An organic mattress built from latex, wool, and cotton has a different end-of-life story — these materials are biodegradable in ways that petroleum-derived foam is not. But biodegradability under landfill conditions is not straightforward: anaerobic decomposition in a sealed landfill proceeds very slowly for most materials. The most meaningful climate action at the end of a mattress's life is extending its useful life through donation, proper care, and choosing longer-lasting materials to begin with. Avocado's GOLS-certified organic Dunlop latex mattresses are backed by warranties of up to 25 years precisely because the material outlasts the replacement cycle that defines conventional foam mattresses.
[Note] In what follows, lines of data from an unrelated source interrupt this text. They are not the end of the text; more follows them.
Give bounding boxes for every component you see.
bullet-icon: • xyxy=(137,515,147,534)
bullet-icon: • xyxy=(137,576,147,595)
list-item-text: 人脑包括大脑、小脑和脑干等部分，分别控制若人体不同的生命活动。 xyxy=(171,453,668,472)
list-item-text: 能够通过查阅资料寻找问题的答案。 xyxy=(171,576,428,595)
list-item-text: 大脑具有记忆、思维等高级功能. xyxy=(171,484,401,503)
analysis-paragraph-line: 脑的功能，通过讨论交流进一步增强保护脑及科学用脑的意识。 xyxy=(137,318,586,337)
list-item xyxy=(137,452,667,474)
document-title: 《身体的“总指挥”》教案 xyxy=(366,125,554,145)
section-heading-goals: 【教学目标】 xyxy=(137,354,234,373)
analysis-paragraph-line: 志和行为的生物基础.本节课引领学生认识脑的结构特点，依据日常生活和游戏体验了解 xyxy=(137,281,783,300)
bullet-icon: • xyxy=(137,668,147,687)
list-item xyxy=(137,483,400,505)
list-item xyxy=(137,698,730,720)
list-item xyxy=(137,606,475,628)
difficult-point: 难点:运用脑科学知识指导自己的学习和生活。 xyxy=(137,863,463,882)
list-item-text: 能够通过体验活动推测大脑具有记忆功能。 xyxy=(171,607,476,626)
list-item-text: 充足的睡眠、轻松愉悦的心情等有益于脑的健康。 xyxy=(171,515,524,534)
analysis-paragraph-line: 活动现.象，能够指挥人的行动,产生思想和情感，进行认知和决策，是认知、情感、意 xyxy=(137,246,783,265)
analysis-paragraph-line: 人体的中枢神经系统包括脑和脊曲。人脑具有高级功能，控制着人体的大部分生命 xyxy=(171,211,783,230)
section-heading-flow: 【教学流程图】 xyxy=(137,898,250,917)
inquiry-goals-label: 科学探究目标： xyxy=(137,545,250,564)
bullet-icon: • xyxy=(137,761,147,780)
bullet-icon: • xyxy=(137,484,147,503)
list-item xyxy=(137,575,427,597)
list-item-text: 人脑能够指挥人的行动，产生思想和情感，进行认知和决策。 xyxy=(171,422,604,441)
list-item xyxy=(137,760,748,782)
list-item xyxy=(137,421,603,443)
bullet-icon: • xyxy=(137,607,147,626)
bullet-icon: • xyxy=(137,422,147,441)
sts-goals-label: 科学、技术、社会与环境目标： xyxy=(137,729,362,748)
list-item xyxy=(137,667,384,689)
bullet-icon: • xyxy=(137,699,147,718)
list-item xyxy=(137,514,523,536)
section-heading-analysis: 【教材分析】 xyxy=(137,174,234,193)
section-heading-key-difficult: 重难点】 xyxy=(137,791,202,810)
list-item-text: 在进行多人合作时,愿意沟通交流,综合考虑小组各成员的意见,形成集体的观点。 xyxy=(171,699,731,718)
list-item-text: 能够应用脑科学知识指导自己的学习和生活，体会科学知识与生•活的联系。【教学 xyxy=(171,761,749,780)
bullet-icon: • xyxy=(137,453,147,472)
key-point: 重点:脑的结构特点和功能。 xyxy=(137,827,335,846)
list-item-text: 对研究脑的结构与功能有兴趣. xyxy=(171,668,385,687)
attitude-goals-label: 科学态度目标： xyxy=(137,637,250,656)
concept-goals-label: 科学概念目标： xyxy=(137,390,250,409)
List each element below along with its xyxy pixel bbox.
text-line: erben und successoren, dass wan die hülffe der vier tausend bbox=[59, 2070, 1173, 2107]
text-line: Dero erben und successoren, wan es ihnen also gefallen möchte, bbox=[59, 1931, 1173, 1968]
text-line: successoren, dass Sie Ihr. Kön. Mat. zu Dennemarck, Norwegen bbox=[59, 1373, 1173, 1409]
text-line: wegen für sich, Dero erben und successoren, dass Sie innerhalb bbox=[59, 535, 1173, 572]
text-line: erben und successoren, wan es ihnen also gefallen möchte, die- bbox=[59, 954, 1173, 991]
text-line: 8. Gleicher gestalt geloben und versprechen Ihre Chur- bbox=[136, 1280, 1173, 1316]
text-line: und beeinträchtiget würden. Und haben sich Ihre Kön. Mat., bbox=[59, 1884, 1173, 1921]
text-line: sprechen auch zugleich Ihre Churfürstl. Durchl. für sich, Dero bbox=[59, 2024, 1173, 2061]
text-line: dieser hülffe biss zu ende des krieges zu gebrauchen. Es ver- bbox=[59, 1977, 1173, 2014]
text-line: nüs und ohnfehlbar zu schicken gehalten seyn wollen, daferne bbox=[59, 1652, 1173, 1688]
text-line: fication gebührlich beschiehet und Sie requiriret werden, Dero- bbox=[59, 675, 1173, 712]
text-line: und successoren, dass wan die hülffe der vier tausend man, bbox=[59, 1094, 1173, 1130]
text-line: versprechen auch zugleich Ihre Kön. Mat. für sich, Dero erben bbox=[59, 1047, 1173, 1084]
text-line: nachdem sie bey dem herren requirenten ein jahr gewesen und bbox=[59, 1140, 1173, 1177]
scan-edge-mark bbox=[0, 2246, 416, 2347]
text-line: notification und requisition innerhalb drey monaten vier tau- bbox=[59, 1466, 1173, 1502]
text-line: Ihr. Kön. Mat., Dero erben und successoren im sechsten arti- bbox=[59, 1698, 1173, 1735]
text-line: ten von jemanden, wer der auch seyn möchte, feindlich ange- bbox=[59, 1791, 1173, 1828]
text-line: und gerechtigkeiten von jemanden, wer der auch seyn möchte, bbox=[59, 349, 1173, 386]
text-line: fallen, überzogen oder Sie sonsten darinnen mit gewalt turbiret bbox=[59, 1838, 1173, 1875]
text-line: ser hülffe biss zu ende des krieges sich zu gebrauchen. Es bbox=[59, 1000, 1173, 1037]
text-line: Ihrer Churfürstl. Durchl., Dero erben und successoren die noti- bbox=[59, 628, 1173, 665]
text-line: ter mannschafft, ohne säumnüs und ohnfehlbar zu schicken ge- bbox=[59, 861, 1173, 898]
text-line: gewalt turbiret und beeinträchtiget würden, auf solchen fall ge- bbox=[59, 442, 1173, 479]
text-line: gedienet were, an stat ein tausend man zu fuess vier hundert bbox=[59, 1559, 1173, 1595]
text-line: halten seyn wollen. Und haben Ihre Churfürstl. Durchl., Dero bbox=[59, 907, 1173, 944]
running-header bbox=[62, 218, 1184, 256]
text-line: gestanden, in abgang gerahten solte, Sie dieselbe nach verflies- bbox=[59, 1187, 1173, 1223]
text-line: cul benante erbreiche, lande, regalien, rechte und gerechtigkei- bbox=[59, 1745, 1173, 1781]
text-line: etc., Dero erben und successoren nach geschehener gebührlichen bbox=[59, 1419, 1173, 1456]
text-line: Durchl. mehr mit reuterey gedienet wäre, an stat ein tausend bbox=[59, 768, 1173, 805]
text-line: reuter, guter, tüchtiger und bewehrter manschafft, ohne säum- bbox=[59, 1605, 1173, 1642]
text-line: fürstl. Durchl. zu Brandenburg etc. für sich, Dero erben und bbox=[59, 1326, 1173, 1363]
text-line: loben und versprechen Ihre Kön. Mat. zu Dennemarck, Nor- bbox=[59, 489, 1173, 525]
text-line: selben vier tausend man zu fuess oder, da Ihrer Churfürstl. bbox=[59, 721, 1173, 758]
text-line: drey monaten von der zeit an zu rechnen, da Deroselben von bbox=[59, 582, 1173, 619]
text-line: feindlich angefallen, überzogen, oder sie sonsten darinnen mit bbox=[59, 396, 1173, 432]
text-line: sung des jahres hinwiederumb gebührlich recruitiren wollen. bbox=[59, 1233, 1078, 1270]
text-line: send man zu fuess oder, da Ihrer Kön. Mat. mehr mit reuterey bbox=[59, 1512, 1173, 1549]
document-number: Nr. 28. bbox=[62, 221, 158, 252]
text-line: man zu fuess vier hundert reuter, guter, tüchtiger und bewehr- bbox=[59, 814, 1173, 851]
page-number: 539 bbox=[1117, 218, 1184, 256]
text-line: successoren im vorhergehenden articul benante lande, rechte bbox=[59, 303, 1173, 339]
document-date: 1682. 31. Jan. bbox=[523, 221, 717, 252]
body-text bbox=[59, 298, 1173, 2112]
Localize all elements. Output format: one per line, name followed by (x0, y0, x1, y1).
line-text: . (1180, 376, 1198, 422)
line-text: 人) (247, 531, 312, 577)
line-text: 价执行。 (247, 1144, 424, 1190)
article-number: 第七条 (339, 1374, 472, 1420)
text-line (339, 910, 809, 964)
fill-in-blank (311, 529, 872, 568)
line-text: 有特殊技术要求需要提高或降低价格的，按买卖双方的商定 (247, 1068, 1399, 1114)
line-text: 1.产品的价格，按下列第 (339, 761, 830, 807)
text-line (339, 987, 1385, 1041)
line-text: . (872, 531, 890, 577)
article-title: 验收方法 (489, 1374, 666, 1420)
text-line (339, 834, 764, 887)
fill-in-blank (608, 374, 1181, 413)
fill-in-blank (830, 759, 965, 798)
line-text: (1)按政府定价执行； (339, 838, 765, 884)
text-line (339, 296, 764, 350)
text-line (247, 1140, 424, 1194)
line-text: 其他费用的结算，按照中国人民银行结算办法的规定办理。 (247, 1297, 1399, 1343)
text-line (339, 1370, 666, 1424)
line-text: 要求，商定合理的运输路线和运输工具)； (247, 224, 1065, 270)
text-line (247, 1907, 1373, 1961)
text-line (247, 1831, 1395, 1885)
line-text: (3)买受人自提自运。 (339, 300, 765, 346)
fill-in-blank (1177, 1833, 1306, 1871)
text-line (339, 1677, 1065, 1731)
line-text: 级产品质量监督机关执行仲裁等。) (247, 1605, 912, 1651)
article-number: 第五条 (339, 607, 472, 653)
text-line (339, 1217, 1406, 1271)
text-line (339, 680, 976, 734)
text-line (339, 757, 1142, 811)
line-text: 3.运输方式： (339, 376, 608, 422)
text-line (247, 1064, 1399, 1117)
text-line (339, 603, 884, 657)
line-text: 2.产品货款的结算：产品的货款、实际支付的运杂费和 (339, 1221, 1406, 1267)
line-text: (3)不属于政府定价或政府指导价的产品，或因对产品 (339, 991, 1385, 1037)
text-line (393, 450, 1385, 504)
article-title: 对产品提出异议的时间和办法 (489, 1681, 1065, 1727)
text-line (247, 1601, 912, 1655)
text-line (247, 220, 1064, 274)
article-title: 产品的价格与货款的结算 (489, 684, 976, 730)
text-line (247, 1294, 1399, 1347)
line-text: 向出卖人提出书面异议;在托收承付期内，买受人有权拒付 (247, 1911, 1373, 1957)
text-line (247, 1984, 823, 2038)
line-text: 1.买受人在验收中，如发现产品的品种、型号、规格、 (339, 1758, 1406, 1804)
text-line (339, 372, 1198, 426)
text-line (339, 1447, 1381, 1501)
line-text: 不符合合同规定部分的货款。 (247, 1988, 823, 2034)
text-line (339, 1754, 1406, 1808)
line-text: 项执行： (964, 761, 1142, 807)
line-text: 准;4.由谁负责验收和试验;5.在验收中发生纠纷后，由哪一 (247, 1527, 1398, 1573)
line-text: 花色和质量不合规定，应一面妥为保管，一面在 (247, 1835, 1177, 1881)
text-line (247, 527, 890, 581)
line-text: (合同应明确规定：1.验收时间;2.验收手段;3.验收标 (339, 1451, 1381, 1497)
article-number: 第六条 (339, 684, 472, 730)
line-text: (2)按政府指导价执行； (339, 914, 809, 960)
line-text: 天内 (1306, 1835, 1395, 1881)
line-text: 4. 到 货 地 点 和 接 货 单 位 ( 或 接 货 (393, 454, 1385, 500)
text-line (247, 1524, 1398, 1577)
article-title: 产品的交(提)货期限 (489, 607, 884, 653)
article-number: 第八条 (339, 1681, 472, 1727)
Frequently Asked Questions

Can you recycle a mattress?

Yes, in many areas. Conventional mattresses can be disassembled — steel, foam, and fabric are recoverable materials. Access to mattress recycling depends on your location. California, Connecticut, and Rhode Island have organized programs through the Mattress Recycling Council (byebyemattress.com). Other areas may have private recycling options at a fee.

Will a charity pick up a mattress?

Some furniture banks and charities offer pickup for mattresses in good condition — typically with size limitations and condition requirements. Call ahead to confirm. Organizations more commonly accept drop-off donations than offer pickup due to logistics costs.

How do I dispose of a mattress that can't be donated?

Check for mattress recycling drop-off locations at byebyemattress.com. If recycling isn't available in your area, contact your city's waste management office to schedule pickup for bulky items. Do not leave a mattress on the curb without scheduling collection — illegal dumping creates environmental and legal problems.

What happens to Avocado mattresses that are returned?

Approximately 97.3% of Avocado's eligible returned mattresses were donated in 2025 through a nationwide network of more than 2,000 nonprofit partners — supporting emergency shelters, veteran housing programs, refugee services, and addiction recovery centers. Returns are inspected, sanitized, and matched to organizations serving people in need.